Pour la CAN 2025 organisée au Maroc, Forbes estime les revenus totaux à environ 192 millions de dollars, issus des droits télévisés, du sponsoring, de la billetterie et de l’hospitalité. Le bénéfice net projeté pour la CAF atteindrait 113,8 millions de dollars après déduction des coûts d’organisation. À titre de comparaison, la CAN 2023 en Côte d’Ivoire aurait déjà dégagé près de 80 millions de dollars de bénéfices, selon plusieurs médias internationaux.

La CAN apparaît ainsi comme une machine à cash redoutablement efficace. Elle surclasse très largement, en termes de rentabilité, les autres compétitions africaines: CHAN, Coupe d’Afrique féminine ou même Ligue des champions CAF. Mais cette performance financière pose une question centrale: qui capte réellement la valeur créée?

Pour la CAN 2025, les primes redistribuées aux équipes sont estimées à environ 32 millions de dollars, selon beIN SPORTS. Le vainqueur percevrait 7 millions de dollars et le finaliste 4 millions, d’après Sportune. En clair, à peine un sixième du bénéfice net attendu de la compétition revient directement aux sélections participantes. Le reste est absorbé par la structure centrale, ses frais, ses investissements et ses réserves.

Ce déséquilibre n’est pas marginal; il est structurel.
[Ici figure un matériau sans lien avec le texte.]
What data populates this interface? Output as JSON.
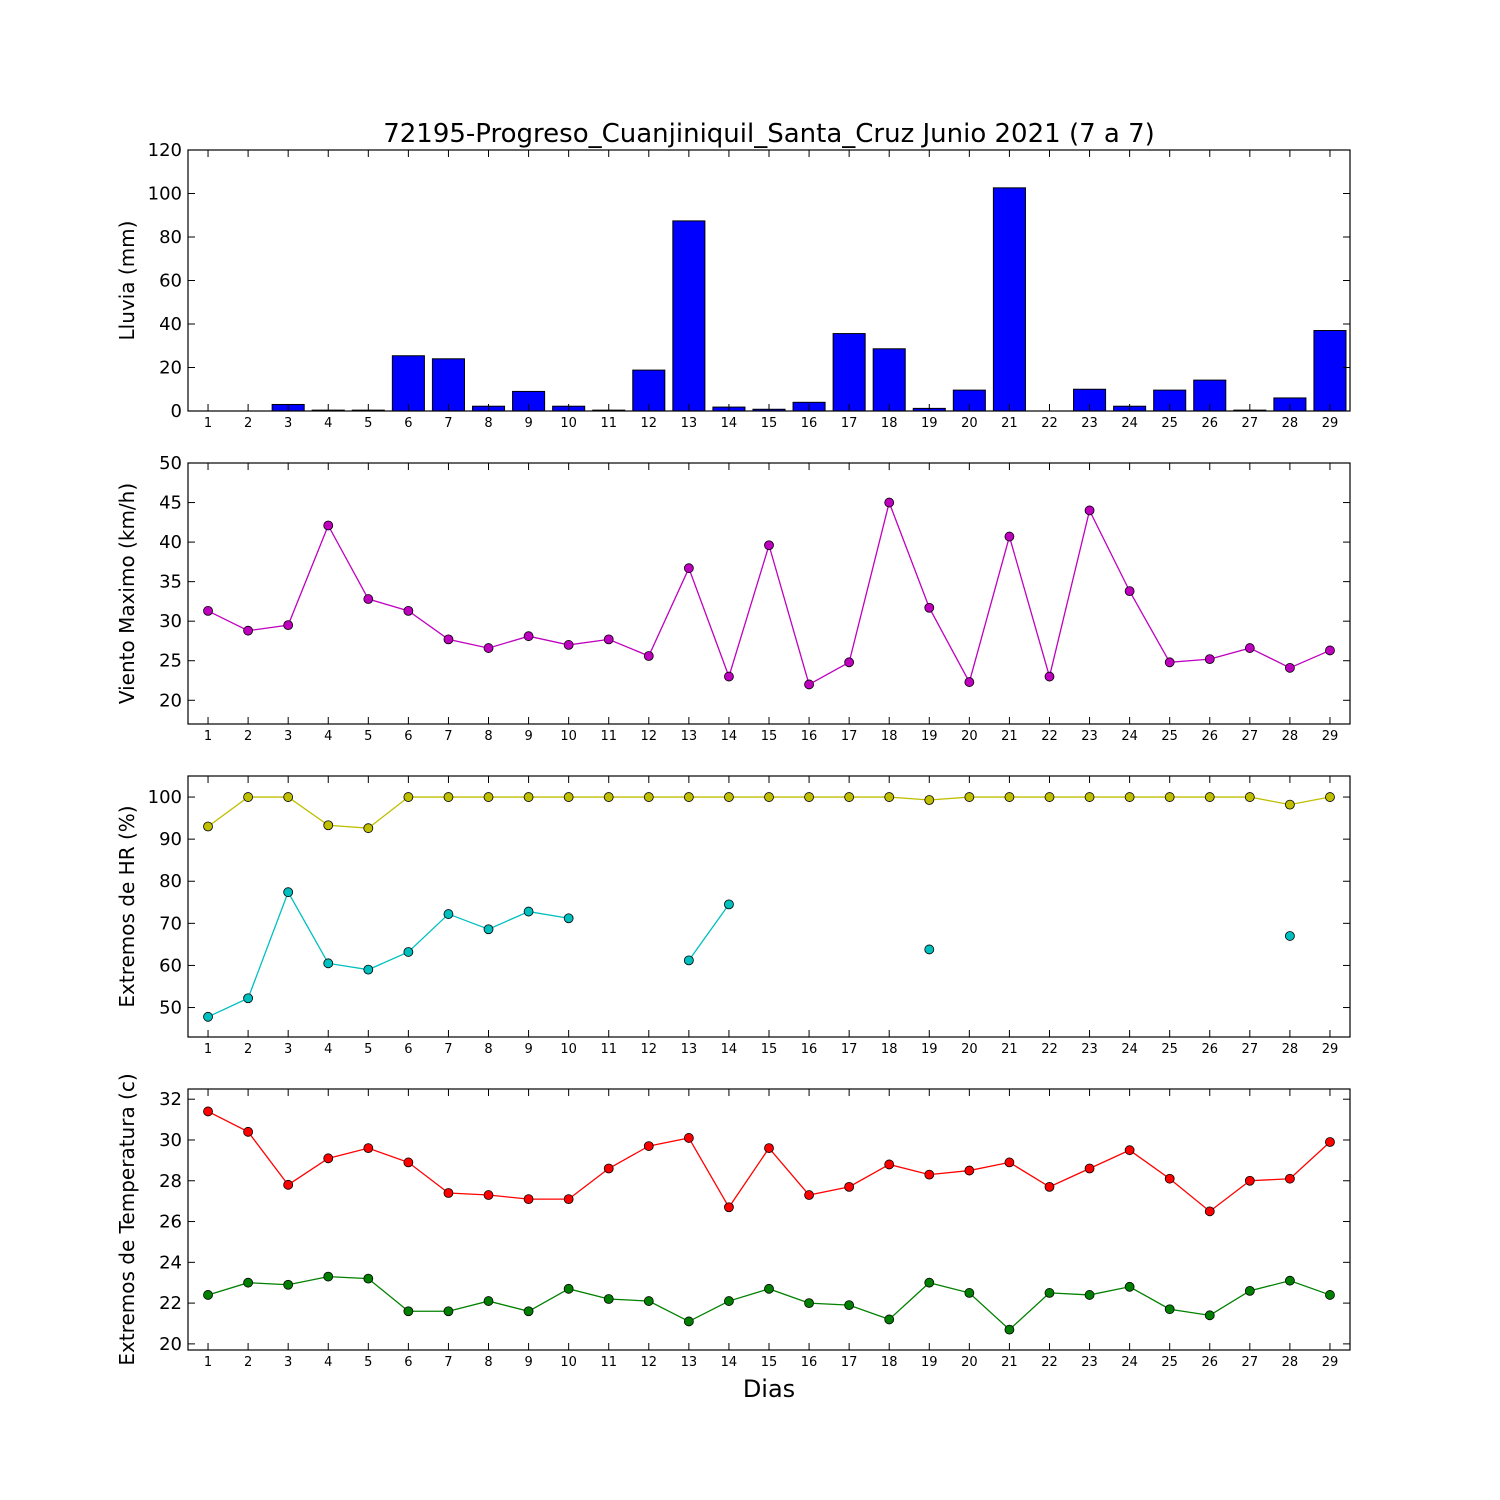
{
  "title": "72195-Progreso_Cuanjiniquil_Santa_Cruz Junio 2021  (7 a 7)",
  "xlabel": "Dias",
  "chart_data": [
    {
      "type": "bar",
      "ylabel": "Lluvia (mm)",
      "ylim": [
        0,
        120
      ],
      "yticks": [
        0,
        20,
        40,
        60,
        80,
        100,
        120
      ],
      "categories": [
        "1",
        "2",
        "3",
        "4",
        "5",
        "6",
        "7",
        "8",
        "9",
        "10",
        "11",
        "12",
        "13",
        "14",
        "15",
        "16",
        "17",
        "18",
        "19",
        "20",
        "21",
        "22",
        "23",
        "24",
        "25",
        "26",
        "27",
        "28",
        "29"
      ],
      "series": [
        {
          "color": "#0000ff",
          "values": [
            0,
            0,
            3,
            0.4,
            0.4,
            25.4,
            24,
            2.2,
            9,
            2.2,
            0.4,
            18.8,
            87.4,
            1.8,
            0.8,
            4,
            35.6,
            28.6,
            1.2,
            9.6,
            102.6,
            0,
            10,
            2.2,
            9.6,
            14.2,
            0.4,
            6,
            37
          ]
        }
      ],
      "grid": false
    },
    {
      "type": "line",
      "ylabel": "Viento Maximo (km/h)",
      "ylim": [
        17,
        50
      ],
      "yticks": [
        20,
        25,
        30,
        35,
        40,
        45,
        50
      ],
      "x": [
        1,
        2,
        3,
        4,
        5,
        6,
        7,
        8,
        9,
        10,
        11,
        12,
        13,
        14,
        15,
        16,
        17,
        18,
        19,
        20,
        21,
        22,
        23,
        24,
        25,
        26,
        27,
        28,
        29
      ],
      "series": [
        {
          "color": "#bf00bf",
          "values": [
            31.3,
            28.8,
            29.5,
            42.1,
            32.8,
            31.3,
            27.7,
            26.6,
            28.1,
            27,
            27.7,
            25.6,
            36.7,
            23,
            39.6,
            22,
            24.8,
            45,
            31.7,
            22.3,
            40.7,
            23,
            44,
            33.8,
            24.8,
            25.2,
            26.6,
            24.1,
            26.3
          ]
        }
      ],
      "grid": false
    },
    {
      "type": "line",
      "ylabel": "Extremos de HR (%)",
      "ylim": [
        43,
        105
      ],
      "yticks": [
        50,
        60,
        70,
        80,
        90,
        100
      ],
      "x": [
        1,
        2,
        3,
        4,
        5,
        6,
        7,
        8,
        9,
        10,
        11,
        12,
        13,
        14,
        15,
        16,
        17,
        18,
        19,
        20,
        21,
        22,
        23,
        24,
        25,
        26,
        27,
        28,
        29
      ],
      "series": [
        {
          "color": "#bfbf00",
          "values": [
            93,
            100,
            100,
            93.3,
            92.6,
            100,
            100,
            100,
            100,
            100,
            100,
            100,
            100,
            100,
            100,
            100,
            100,
            100,
            99.3,
            100,
            100,
            100,
            100,
            100,
            100,
            100,
            100,
            98.2,
            100
          ]
        },
        {
          "color": "#00bfbf",
          "values": [
            47.8,
            52.2,
            77.4,
            60.5,
            59,
            63.2,
            72.2,
            68.6,
            72.8,
            71.2,
            null,
            null,
            61.2,
            74.5,
            null,
            null,
            null,
            null,
            63.8,
            null,
            null,
            null,
            null,
            null,
            null,
            null,
            null,
            67,
            null
          ]
        }
      ],
      "grid": false
    },
    {
      "type": "line",
      "ylabel": "Extremos de Temperatura (c)",
      "ylim": [
        19.7,
        32.5
      ],
      "yticks": [
        20,
        22,
        24,
        26,
        28,
        30,
        32
      ],
      "x": [
        1,
        2,
        3,
        4,
        5,
        6,
        7,
        8,
        9,
        10,
        11,
        12,
        13,
        14,
        15,
        16,
        17,
        18,
        19,
        20,
        21,
        22,
        23,
        24,
        25,
        26,
        27,
        28,
        29
      ],
      "series": [
        {
          "color": "#ff0000",
          "values": [
            31.4,
            30.4,
            27.8,
            29.1,
            29.6,
            28.9,
            27.4,
            27.3,
            27.1,
            27.1,
            28.6,
            29.7,
            30.1,
            26.7,
            29.6,
            27.3,
            27.7,
            28.8,
            28.3,
            28.5,
            28.9,
            27.7,
            28.6,
            29.5,
            28.1,
            26.5,
            28,
            28.1,
            29.9
          ]
        },
        {
          "color": "#008000",
          "values": [
            22.4,
            23,
            22.9,
            23.3,
            23.2,
            21.6,
            21.6,
            22.1,
            21.6,
            22.7,
            22.2,
            22.1,
            21.1,
            22.1,
            22.7,
            22,
            21.9,
            21.2,
            23,
            22.5,
            20.7,
            22.5,
            22.4,
            22.8,
            21.7,
            21.4,
            22.6,
            23.1,
            22.4
          ]
        }
      ],
      "grid": false
    }
  ]
}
Selon Sportcal, la CAF a sécurisé des accords mondiaux de diffusion et de sponsoring sur plusieurs cycles, souvent via des agences de marketing sportif internationales. Certains de ces contrats, étalés sur plusieurs éditions de la CAN, pourraient atteindre près d’un milliard de dollars, comme l’indique Africa24 TV. Mais depuis plusieurs années de experts et observateurs restent optimistes quant à une nouvelle hausse de redistribution en faveur des fédérations africaines de football.

Face à cette situation, la CAF concentre la propriété des droits, négocie les contrats, encaisse les revenus et décide des flux redistributifs, pour aider et accompagner la viabilité des finances de chaque fédération par un appui conséquent pour développer le football africain.

La réforme engagée par la CAF apparaît ainsi moins comme une rupture que comme une consolidation d’un modèle économique partagé. Un modèle où l’instance continentale joue les rôles d’organisateur, de détenteur de droits et de principal bénéficiaire financier afin de bien mieux consolider sa position de partenaire économique aux fédérations nationales. Les clubs, les ligues et même les fédérations continuent d’évoluer pour la plupart sous la dépendance d’une redistribution alors que la Fifa comme la CAF ont engagé des programmes solides pour l’émergence du football africain.